A longitudinal study by University of Queensland researchers has found high-intensity interval exercise improves brain function in older adults for up to 5 years.
Emeritus Professor Perry Bartlett and Dr Daniel Blackmore from UQ’s Queensland Brain Institute led the study in which volunteers did physical exercise and had brain scans.
Emeritus Professor Bartlett said it is the first controlled study of its kind to show exercise can boost cognition in healthy older adults not just delay cognitive decline.
“Six months of high-intensity interval training is enough to flick the switch,” Emeritus Professor Bartlett said.

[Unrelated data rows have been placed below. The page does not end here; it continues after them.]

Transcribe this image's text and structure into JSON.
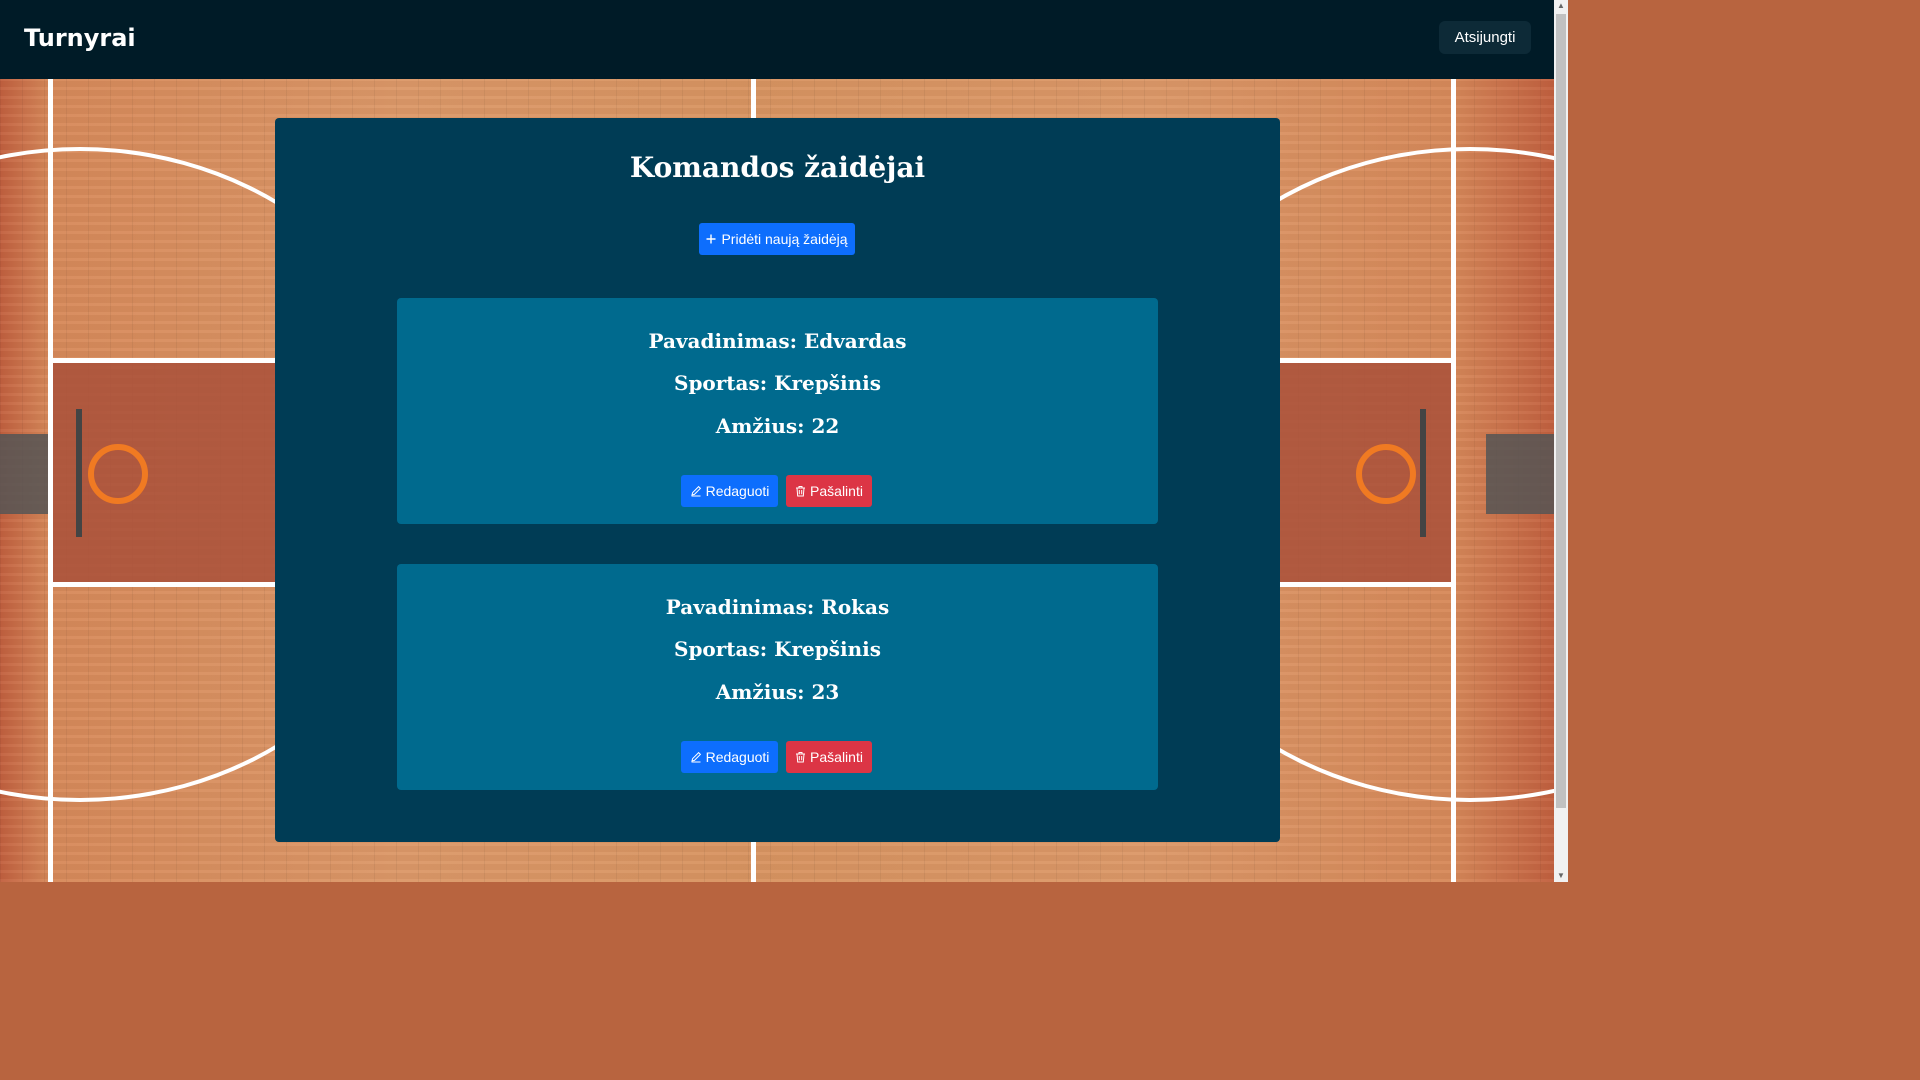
{
  "header": {
    "brand": "Turnyrai",
    "logout_label": "Atsijungti"
  },
  "main": {
    "title": "Komandos žaidėjai",
    "add_label": "Pridėti naują žaidėją",
    "add_icon": "plus-icon",
    "players": [
      {
        "name_line": "Pavadinimas: Edvardas",
        "sport_line": "Sportas: Krepšinis",
        "age_line": "Amžius: 22",
        "edit_label": "Redaguoti",
        "delete_label": "Pašalinti"
      },
      {
        "name_line": "Pavadinimas: Rokas",
        "sport_line": "Sportas: Krepšinis",
        "age_line": "Amžius: 23",
        "edit_label": "Redaguoti",
        "delete_label": "Pašalinti"
      }
    ]
  },
  "colors": {
    "header_bg": "#001b27",
    "panel_bg": "#003c55",
    "card_bg": "#006a8e",
    "primary": "#0d6efd",
    "danger": "#dc3545"
  },
  "icons": {
    "edit": "pencil-icon",
    "delete": "trash-icon"
  }
}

Thank you for providing a link to this paper. As someone with a family history of Alzheimer’s and feeling some decline in my working memory, it is an appealing topic of research. It’s not a trivial research paper; took me a while to digest it. I’m also one who puts in lots of daily exercise (1.5 hrs daily of climbing stairs on a local dam), so I was intrigued by the exercise intensity required for their definition of “high intensity training”. They used heart rate to measure the intensity after a Bruce Protocol treadmill test. Reading through the entire paper plus the long supplement, never was the age-associated intensity HR’s provided. It would be interesting reading. Using a standard formula for my age of 73 yrs, my HR max would be 157 and the HIT-level HR in this study would be 85%-95% of that, so 133-149. I’ll break out my HR chest strap and see what I achieve at the top of the 111 steps, but I believe I will probably have to do double steps to get my HR that high. While the authors mentioned on the shift from aerobic to anaerobic as the likely area of benefit, I think I will also get a lactate too.
Anyway, interesting stuff. Thank you for the link.
I wished to correlate what I do each morning with the above study and so I broke out my HR strap and lactate meter, being sure that my meter was within calibration, then measured both during my normal daily exercise routine. Unfortunately in the above research article, lactates were not measured, but they referenced 3 intensity zones, ostensibly referring to what many of us would call zone 1, 2, and 3, with zone 2 being in the “able to complete a sentence but not wishing to, a lactate level of ~2.0, and able to maintain that intensity for 60 min”. Zone 3 would be breathlessness and a lactate north of 2.0. I also referred back to my hospital record when I had an exercise stress test ~5 years ago (at age 68) where I found my HRmax to be 148. If I drop off 1 heart beat/min/additional year of age, my max should be 143 (at age 73). My exercise routine is to climb 111 steps (8" rise), turn and descend those 111 steps, no rest, X 9000 total steps each morning, 7 d/wk, 52 wk/yr. Here are my lactates:
HR…Lactate…%of HRmax
118…2.6 …82% (could go all day)
123…6.1 …86% (closer to my normal pace after 5-10 sets)
127…8.0 …88% (hurrying)
134…19.6 …93% (doing double steps)
After reaching a lactate of 19.6 at a HR = 134, simply walking down the stairs and retaking my lactate 1.5 minutes later, it had dropped to 4.7 and my HR to 94. That is the difficulty in taking lactates-- they have to be accomplished immediately, hopefully within seconds of cessation of exercise.
I wrote several authors of the above paper and wondered if they might have drawn lactates. They had not but plan to in a follow-up paper. I cannot help but wonder if they recognize the very time-dependent problem with lactates, ie, seconds count, but if they can develop a strict protocol that is followed, it would be an objective measure of exercise intensity.
My plan is to repeat the above target HR’s but when the temps are cooler to compare lactates.
Peter Attia’s free weekly newsletter covering the “Long-Term Improvement in Hippocampal-Dependent Learning Ability in Healthy” study. As always, a well done review of study limitations and what can be taken from the study for personal use. I have always wondered how the researchers got participants to stick to the 4 x 4 hit training as it can be pretty intense.